The word ‘Yoga’ is derived from the Sanskrit root ‘Yuj’, meaning ‘to join’. The practice of Yoga leads to the union of individual consciousness with that of the Universal Consciousness. One who experiences this oneness of existence is said to be in yoga, and is termed as a yogi. Yoga governs a perfect harmony between the mind and the body, the man & the nature.

What is yoga, benefits of yoga and Importance of Yoga in our life

The science of yoga

Thus the aim of Yoga is Self-realization. And overcome all kinds of sufferings leading to the state of liberation or freedom. Yoga also refers to an inner science comprising of a variety of methods through which human beings can realize this union and achieve mastery over their destiny.

Yoga is commonly understood as a therapy or exercise system for health and fitness. While physical and mental health are natural consequences of yoga, the goal of yoga is more far-reaching.

Why should I do Yoga ?

In medical system (any Allopathy, Ayurveda, Homeopathy, etc.), the emphasis is on medicine. That is you take in the prescribed medicine and that medicine acts on your body system. Your effort is almost nil. But in Yoga it is you and your efforts that make you disease free. You perform yoga for a certain time period and see the result.

So, if you can invest efforts in your body, Yoga is for you (along with its countless health benefits). Besides this yoga is also completely free.

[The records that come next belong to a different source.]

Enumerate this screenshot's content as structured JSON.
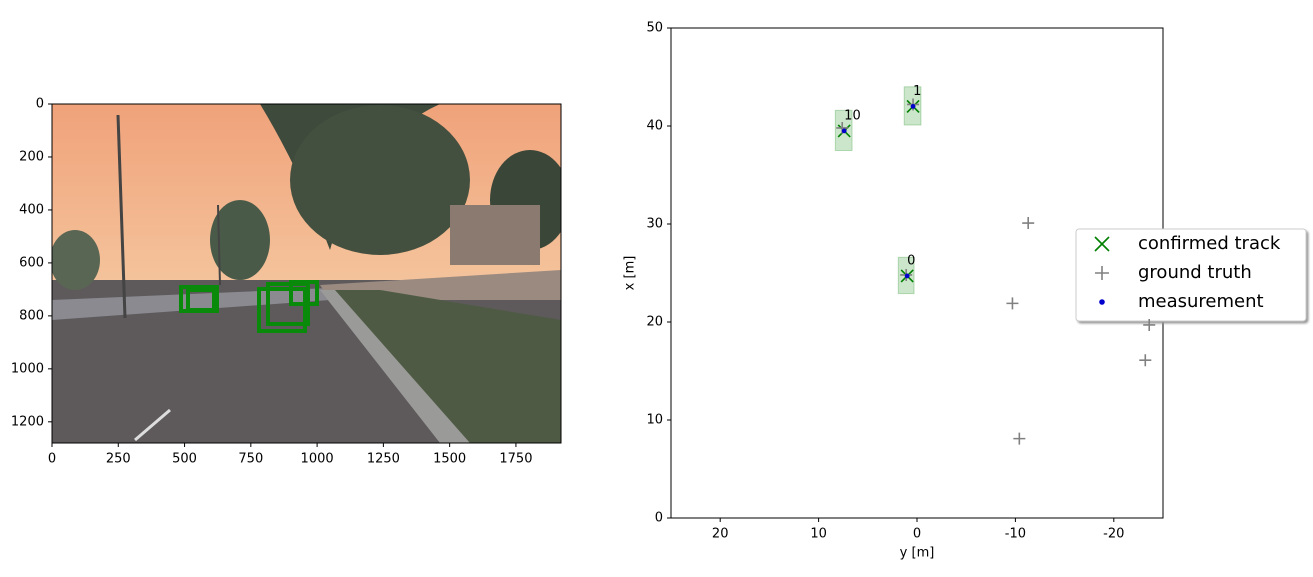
{
  "chart_data": [
    {
      "type": "image",
      "xlim": [
        0,
        1920
      ],
      "ylim": [
        1280,
        0
      ],
      "xticks": [
        0,
        250,
        500,
        750,
        1000,
        1250,
        1500,
        1750
      ],
      "yticks": [
        0,
        200,
        400,
        600,
        800,
        1000,
        1200
      ]
    },
    {
      "type": "scatter",
      "xlabel": "y [m]",
      "ylabel": "x [m]",
      "xlim": [
        25,
        -25
      ],
      "ylim": [
        0,
        50
      ],
      "xticks": [
        20,
        10,
        0,
        -10,
        -20
      ],
      "yticks": [
        0,
        10,
        20,
        30,
        40,
        50
      ],
      "legend": "right outside",
      "series": [
        {
          "name": "confirmed track",
          "color": "#008000",
          "marker": "x",
          "x": [
            7.4,
            0.4,
            1.0
          ],
          "values": [
            39.5,
            42.0,
            24.7
          ],
          "labels": [
            "10",
            "1",
            "0"
          ],
          "box_x": [
            [
              8.3,
              6.6
            ],
            [
              1.3,
              -0.4
            ],
            [
              1.9,
              0.3
            ]
          ],
          "box_y": [
            [
              41.6,
              37.5
            ],
            [
              44.0,
              40.1
            ],
            [
              26.6,
              22.9
            ]
          ]
        },
        {
          "name": "ground truth",
          "color": "#808080",
          "marker": "+",
          "x": [
            7.6,
            0.4,
            1.1,
            -11.3,
            -9.7,
            -10.4,
            -23.6,
            -23.2
          ],
          "values": [
            39.8,
            42.2,
            24.8,
            30.1,
            21.9,
            8.1,
            19.7,
            16.1
          ]
        },
        {
          "name": "measurement",
          "color": "#0000cc",
          "marker": "dot",
          "x": [
            7.4,
            0.4,
            1.0
          ],
          "values": [
            39.5,
            42.0,
            24.7
          ]
        }
      ]
    }
  ]
}
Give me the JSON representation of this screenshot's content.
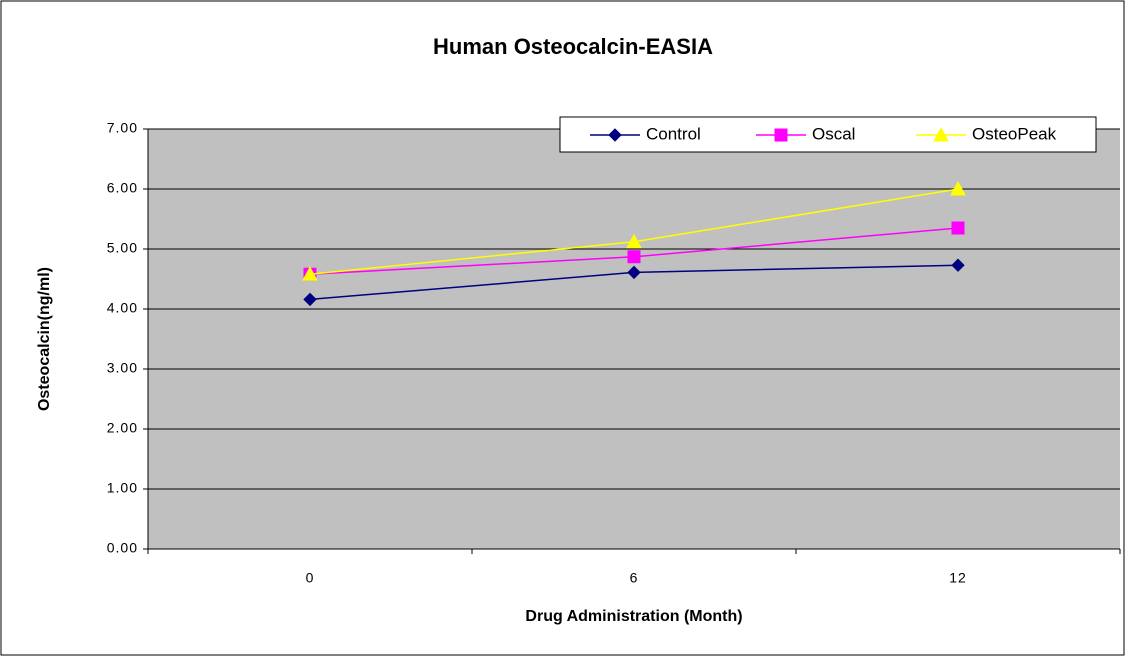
{
  "chart_data": {
    "type": "line",
    "title": "Human Osteocalcin-EASIA",
    "x_label": "Drug Administration (Month)",
    "y_label": "Osteocalcin(ng/ml)",
    "categories": [
      "0",
      "6",
      "12"
    ],
    "series": [
      {
        "name": "Control",
        "color": "#000080",
        "marker": "diamond",
        "values": [
          4.16,
          4.61,
          4.73
        ]
      },
      {
        "name": "Oscal",
        "color": "#ff00ff",
        "marker": "square",
        "values": [
          4.58,
          4.87,
          5.35
        ]
      },
      {
        "name": "OsteoPeak",
        "color": "#ffff00",
        "marker": "triangle",
        "values": [
          4.58,
          5.12,
          6.0
        ]
      }
    ],
    "ylim": [
      0,
      7
    ],
    "yticks": [
      {
        "value": 0,
        "label": "0.00"
      },
      {
        "value": 1,
        "label": "1.00"
      },
      {
        "value": 2,
        "label": "2.00"
      },
      {
        "value": 3,
        "label": "3.00"
      },
      {
        "value": 4,
        "label": "4.00"
      },
      {
        "value": 5,
        "label": "5.00"
      },
      {
        "value": 6,
        "label": "6.00"
      },
      {
        "value": 7,
        "label": "7.00"
      }
    ],
    "grid": true,
    "legend": "top-right",
    "plot_background": "#c0c0c0"
  }
}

Difference between yoga and exercise

  • Exercises involve repetition of certain movements aimed at building a certain group of muscles, thereby increasing the muscle weight and improving strength of those body parts whereas in yoga asana, the muscles receive minimum nutrition/ oxygen and the organs receive more.
  • Most exercises increase your breath rate and heart rate whereas in yoga the respiration rate and heart rate falls.
  • You consume more oxygen during exercises than when you are doing your daily routine activities whereas in the practice of yoga, the oxygen consumption is reduced.
  • In Yoga the body temperature drops and in exercise it tends to rise.
  • In yoga the body’s metabolic rate drops whereas with exercise it is seen to increase.
  • Yoga stimulate the parasympathetic nervous system, while exercise stimulates the sympathetic nervous system.
  • Yoga develops inner awareness.

Yoga for Health and Wellness

Patanjali is considered the father of yoga. He organized the practice of yoga into an “eight limbed path” containing the steps and stages towards obtaining Samadhi or enlightenment. These are namely—

Yama [moral codes]Niyama [self-purification and study]Asana [posture]Pranayama [breath control]Pratyahara [sense control]Dharana [concentration]Dhyana [meditation]Samadhi [absorption into the Universal]

  • Yam 
    It means control. These are restraints for Proper Conduct as given in the Holy Veda. They are a form of moral imperatives, commandments, rules or goals.
  • Niyama
    The practice of Niyama helps us maintain a positive environment in which to grow, and gives us the self-discipline and inner-strength necessary to progress along the path of yoga.
  • Asanas 
    A posture that seems firm and comfortable is your asana. It is capable of bringing about stability of body and mind for a considerable length and period of time as well.
  • Pranayama
    consists in developing awareness of one’s breathing followed by wilful regulation of respiration as the functional or vital basis of one’s existence. It helps in developing awareness of one’s mind and helps to establish control over the mind.
  • Pratyhara
    It means literally “control of ahara,” or gaining mastery over external influences. It indicates dissociation of one’s consciousness from the sense organs which helps one to remain connected with the external objects.
  • Dharana
    It refers to concentration of the mind. Dharana involves fixing the mind on a particular object – either external (such as an image or deity) or internal (such as a chakra).
  • Dhyana
    Or Meditation. It is a constant and effortless flow of awareness of a point, object or a centre. Dhyana help in self-realization leading to transcendence.
  • Samadhi
    Or Integration. It is a meditative aspect of yoga. In Samadhi the mind becomes still. It is a state of being totally aware of the present moment; a one-pointedness of mind.